An event to contextualise science, technology, engineering and maths (STEM) learning in rural areas was held at locations throughout Dumfries & Galloway.

Organised by the region’s Raising Aspirations in Science Education (RAiSE) team, the two-day visit demonstrated to their colleagues from throughout Scotland how STEM is applied in a range of industries and settings and examples for meaningful opportunities to engage children.

Dr Gillian Brydson, Head of Education at Dumfries & Galloway Council, said:

“Dumfries & Galloway is a region which combines the traditional with a forward looking economic perspective. This STEM programme has given us a platform to showcase many STEM opportunities in our rural context.  Our traditional employers welcomed the group to demonstrate how their industries continue to evolve and embrace STEM – this is important for our young people as many jobs for the future will be within these sectors. It is through equipping our pupils with STEM attitudes and attributes that we will prepare, enable and inspire the growth of our local economy.”

As part of the two-day tour, the delegation observed technology used in the egg and dairy industries at Elrig Farm, Port William and Brigehouse Farm, Whithorn.  Engineering used by small businesses in the food and drink sector and the biodiversity of gardens were explored in detail.

The group of eight visited sites including the National Trust for Scotland’s Threave Gardens and Estate, Galloway Hydropower Scheme at Tongland Power Station, Crafty Distillery in Newton Stewart, River Cree Hatchery and Habitat Trust.

Karen Creighton, Primary Science Development Officer (PSDO) for Dumfries & Galloway, said:

“We’re really addressing two issues here in terms of broadening the STEM educational mind set within rural communities such as those here in Dumfries & Galloway. One is the well-reported ‘brain drain’ in rural areas with many young people moving to cities once they leave school in the belief there is a need to do so to pursue career opportunities. The other is the need for a new generation to be equipped with the STEM skills industries needs to thrive in the decades to come.

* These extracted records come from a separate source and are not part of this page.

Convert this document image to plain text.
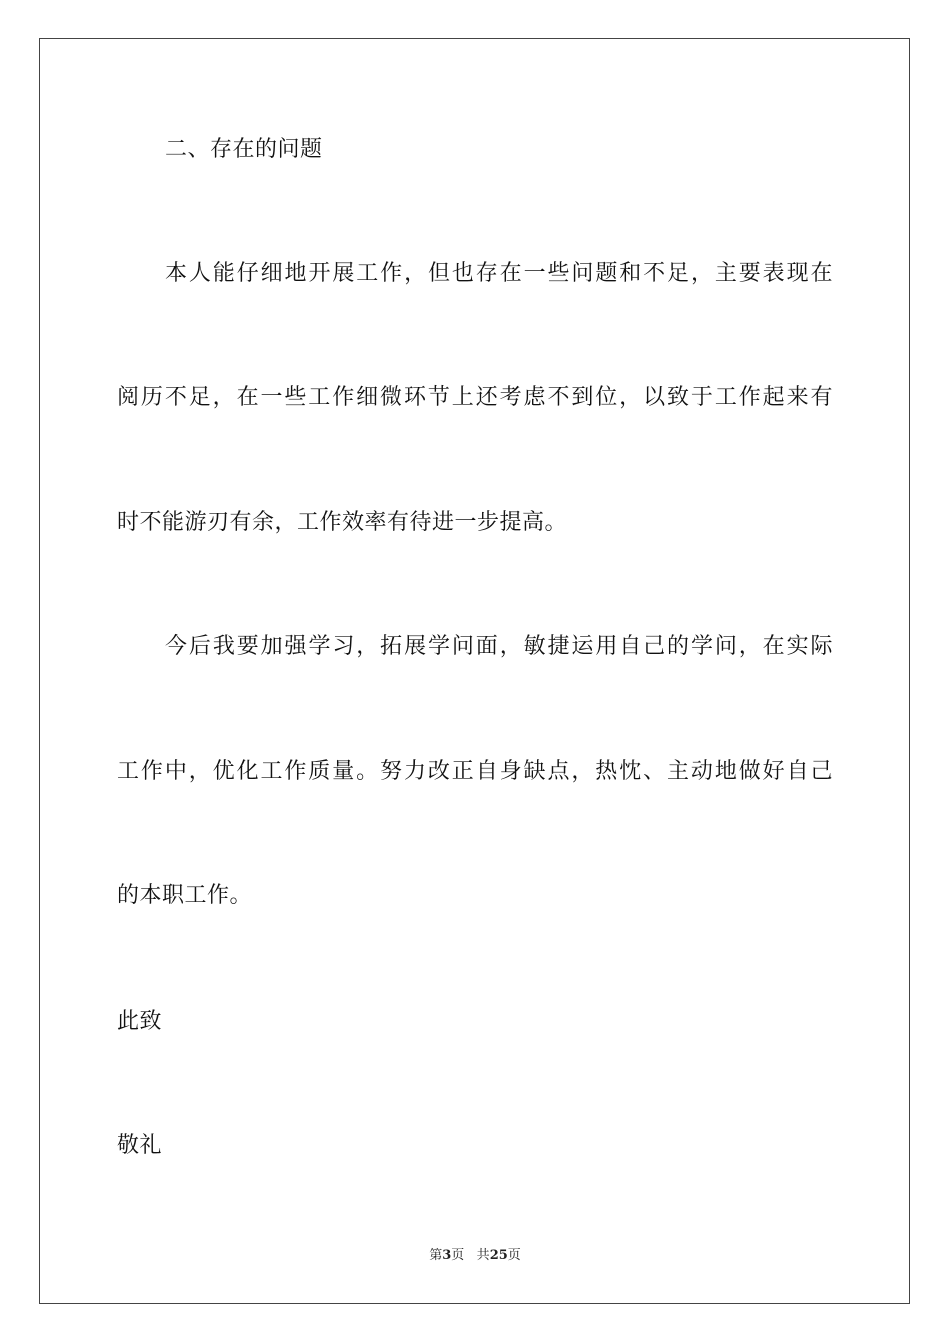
二、存在的问题
本人能仔细地开展工作，但也存在一些问题和不足，主要表现在
阅历不足，在一些工作细微环节上还考虑不到位，以致于工作起来有
时不能游刃有余，工作效率有待进一步提高。
今后我要加强学习，拓展学问面，敏捷运用自己的学问，在实际
工作中，优化工作质量。努力改正自身缺点，热忱、主动地做好自己
的本职工作。
此致
敬礼
第3页 共25页
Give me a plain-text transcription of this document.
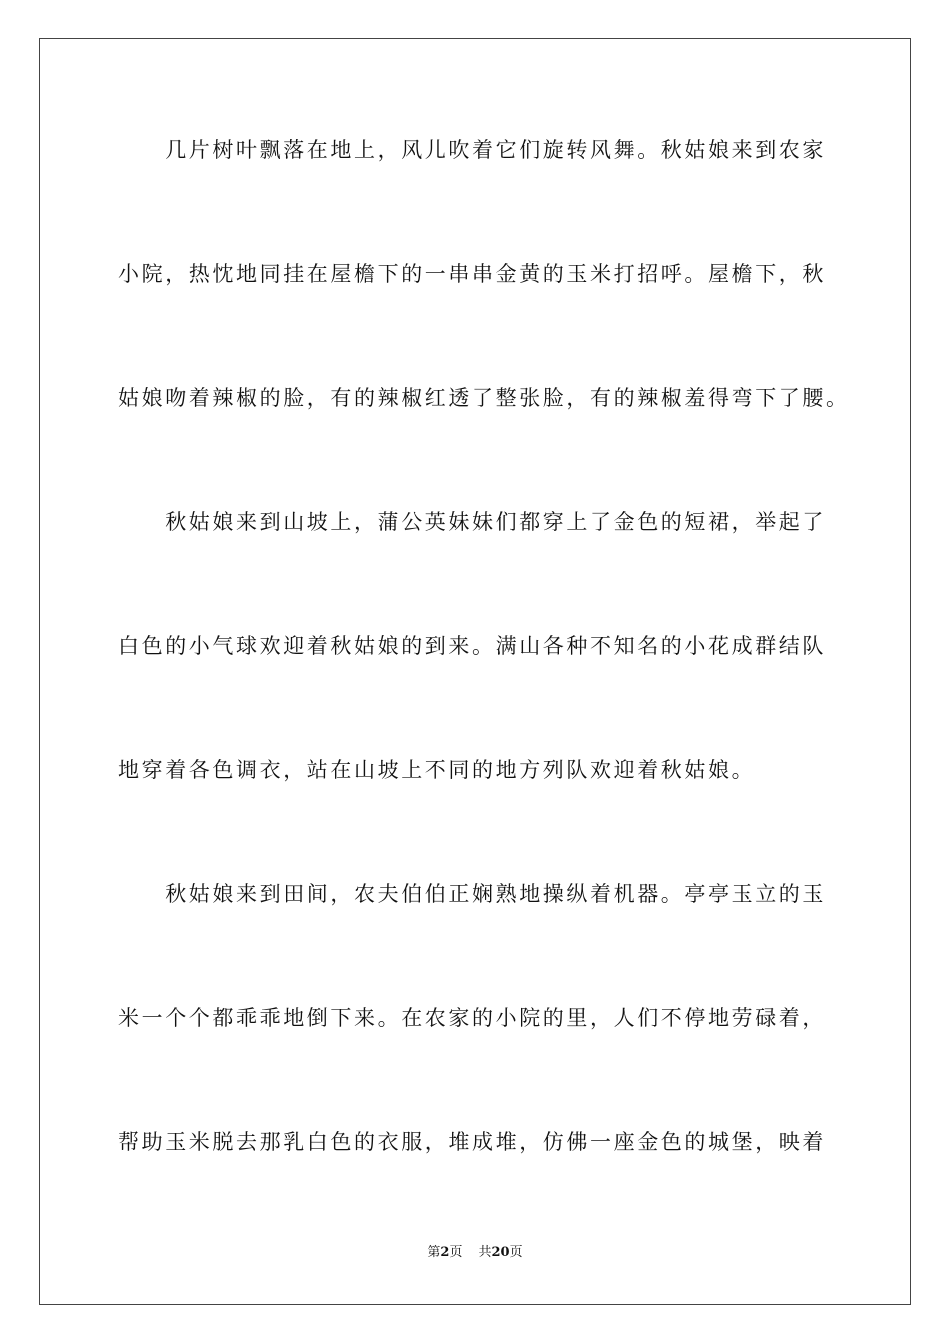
　　几片树叶飘落在地上，风儿吹着它们旋转风舞。秋姑娘来到农家
小院，热忱地同挂在屋檐下的一串串金黄的玉米打招呼。屋檐下，秋
姑娘吻着辣椒的脸，有的辣椒红透了整张脸，有的辣椒羞得弯下了腰。
　　秋姑娘来到山坡上，蒲公英妹妹们都穿上了金色的短裙，举起了
白色的小气球欢迎着秋姑娘的到来。满山各种不知名的小花成群结队
地穿着各色调衣，站在山坡上不同的地方列队欢迎着秋姑娘。
　　秋姑娘来到田间，农夫伯伯正娴熟地操纵着机器。亭亭玉立的玉
米一个个都乖乖地倒下来。在农家的小院的里，人们不停地劳碌着，
帮助玉米脱去那乳白色的衣服，堆成堆，仿佛一座金色的城堡，映着
第2页 共20页
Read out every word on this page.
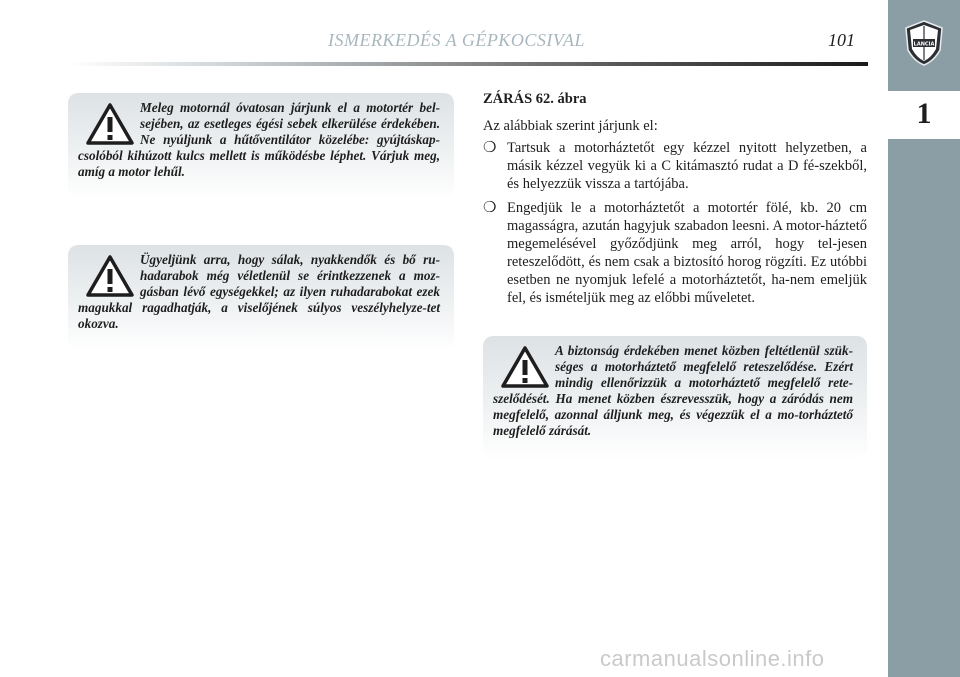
1
LANCIA
ISMERKEDÉS A GÉPKOCSIVAL	101

Meleg motornál óvatosan járjunk el a motortér bel-sejében, az esetleges égési sebek elkerülése érdekében. Ne nyúljunk a hűtőventilátor közelébe: gyújtáskap-csolóból kihúzott kulcs mellett is működésbe léphet. Várjuk meg, amíg a motor lehűl.

Ügyeljünk arra, hogy sálak, nyakkendők és bő ru-hadarabok még véletlenül se érintkezzenek a moz-gásban lévő egységekkel; az ilyen ruhadarabokat ezek magukkal ragadhatják, a viselőjének súlyos veszélyhelyze-tet okozva.

ZÁRÁS 62. ábra
Az alábbiak szerint járjunk el:
❍ Tartsuk a motorháztetőt egy kézzel nyitott helyzetben, a másik kézzel vegyük ki a C kitámasztó rudat a D fé-szekből, és helyezzük vissza a tartójába.
❍ Engedjük le a motorháztetőt a motortér fölé, kb. 20 cm magasságra, azután hagyjuk szabadon leesni. A motor-háztető megemelésével győződjünk meg arról, hogy tel-jesen reteszelődött, és nem csak a biztosító horog rögzíti. Ez utóbbi esetben ne nyomjuk lefelé a motorháztetőt, ha-nem emeljük fel, és ismételjük meg az előbbi műveletet.

A biztonság érdekében menet közben feltétlenül szük-séges a motorháztető megfelelő reteszelődése. Ezért mindig ellenőrizzük a motorháztető megfelelő rete-szelődését. Ha menet közben észrevesszük, hogy a záródás nem megfelelő, azonnal álljunk meg, és végezzük el a mo-torháztető megfelelő zárását.

carmanualsonline.info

“There are some absolutely fantastic examples of STEM in action across a range of very diverse settings in Dumfries & Galloway. It is wonderful to highlight that breadth of innovation and use that to inspire the teaching of the next generation.”

The event was delivered with the support of Dumfries & Galloway’s Education Officer David Maxwell. He added:

“Our aim is to promote, enthuse and recognise the importance of STEM in our nurseries and schools. We are working to enable and build STEM-related knowledge and skills to better secure our young people’s futures and for our region to thrive.  STEM is vital for our region’s future.”

RAiSE is a four-year pilot, funded and delivered by The Wood Foundation, Education Scotland and participating local authorities, to increase the confidence and skills of teachers to deliver effective and engaging science education to primary pupils.

PSDOs from eight regions are currently supporting more than 780 primary schools through professional development training, knowledge sharing and fostering networks for science learning.

Gayle Duffus is the National Education Officer for RAiSE. She commented:

“Dumfries & Galloway’s RAiSE team is doing fantastic work in establishing meaningful partnerships with local industry which is providing a great context to STEM teaching in the region.

“The point of RAiSE is to work collaboratively while applying local know-how to ensure sustainable and workable networks are in place to truly embed STEM education in primary schools in the long-term.”

The event was also supported by the John Muir Trust, Galloway Forest Dark Sky Park, the planetarium based near Loch Doon and Royal Highland Educational Trust.